On the other hand, this inability to speak seems focused on the throat/mouth as Paweł quite correctly determined. Usually that isn't a major area of activity for me. The only other thing that happens there is when it sometimes feels like I'm passing a caltrop through my throat which emerges from one of my eyes as a rather continuous flow of tears (though slightly less salty). If pressed, I could say that I have had vaguely similar experiences with the other orifices (but without any fluid!).
I had a split hemispheres experience (as I call it) about a year and a half ago. Both had their own stream with pretty well defined difference in perspectives, but I was still in control of my speech and kept a separate sense of agency. Enough to comment on it as it was happening. Not at all scary or disturbing - at this time I was pretty into powers and felt incredibly powerful. It only occurred the once though. Didn't really seem related to the path as a whole to be honest, I tend to forget about it.

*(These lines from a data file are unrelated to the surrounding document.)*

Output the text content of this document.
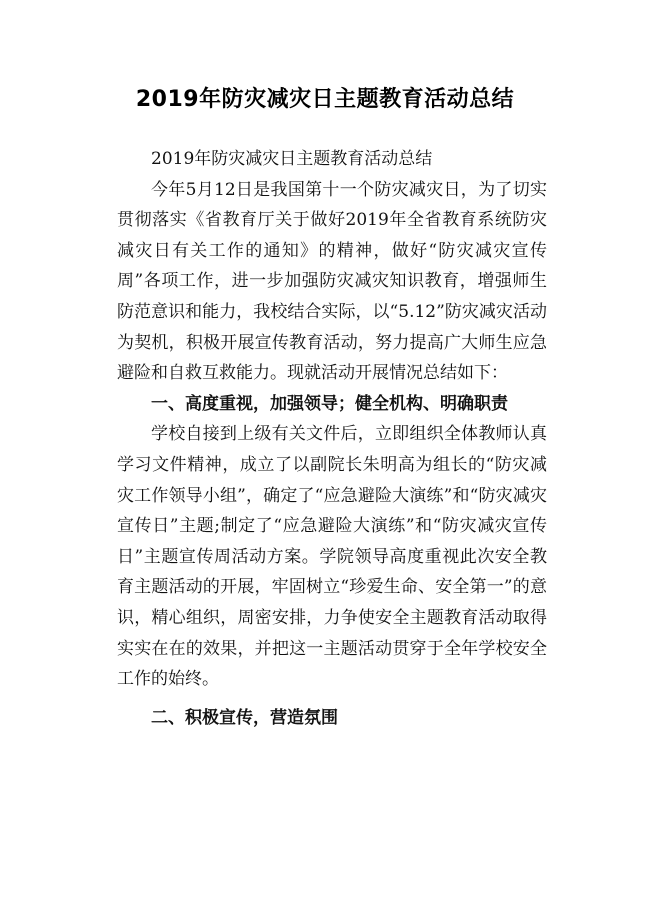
2019年防灾减灾日主题教育活动总结

2019年防灾减灾日主题教育活动总结

今年5月12日是我国第十一个防灾减灾日，为了切实贯彻落实《省教育厅关于做好2019年全省教育系统防灾减灾日有关工作的通知》的精神，做好“防灾减灾宣传周”各项工作，进一步加强防灾减灾知识教育，增强师生防范意识和能力，我校结合实际，以“5.12”防灾减灾活动为契机，积极开展宣传教育活动，努力提高广大师生应急避险和自救互救能力。现就活动开展情况总结如下：

一、高度重视，加强领导；健全机构、明确职责

学校自接到上级有关文件后，立即组织全体教师认真学习文件精神，成立了以副院长朱明高为组长的“防灾减灾工作领导小组”，确定了“应急避险大演练”和“防灾减灾宣传日”主题;制定了“应急避险大演练”和“防灾减灾宣传日”主题宣传周活动方案。学院领导高度重视此次安全教育主题活动的开展，牢固树立“珍爱生命、安全第一”的意识，精心组织，周密安排，力争使安全主题教育活动取得实实在在的效果，并把这一主题活动贯穿于全年学校安全工作的始终。

二、积极宣传，营造氛围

Stress is on a three-year low for me, following a pretty serious state of affairs and some rather dark suicidal times which has forced me to put my life on hold temporarily. Wouldn't connect that to this particular problem, as it only seems to start coming on when I am at least partially comfortable - a double-edged sword if ever there was one.
The length of this response really got away from me, sorry about that. Going to stop editing now and say that I'm more than happy to clarify if I missed the target.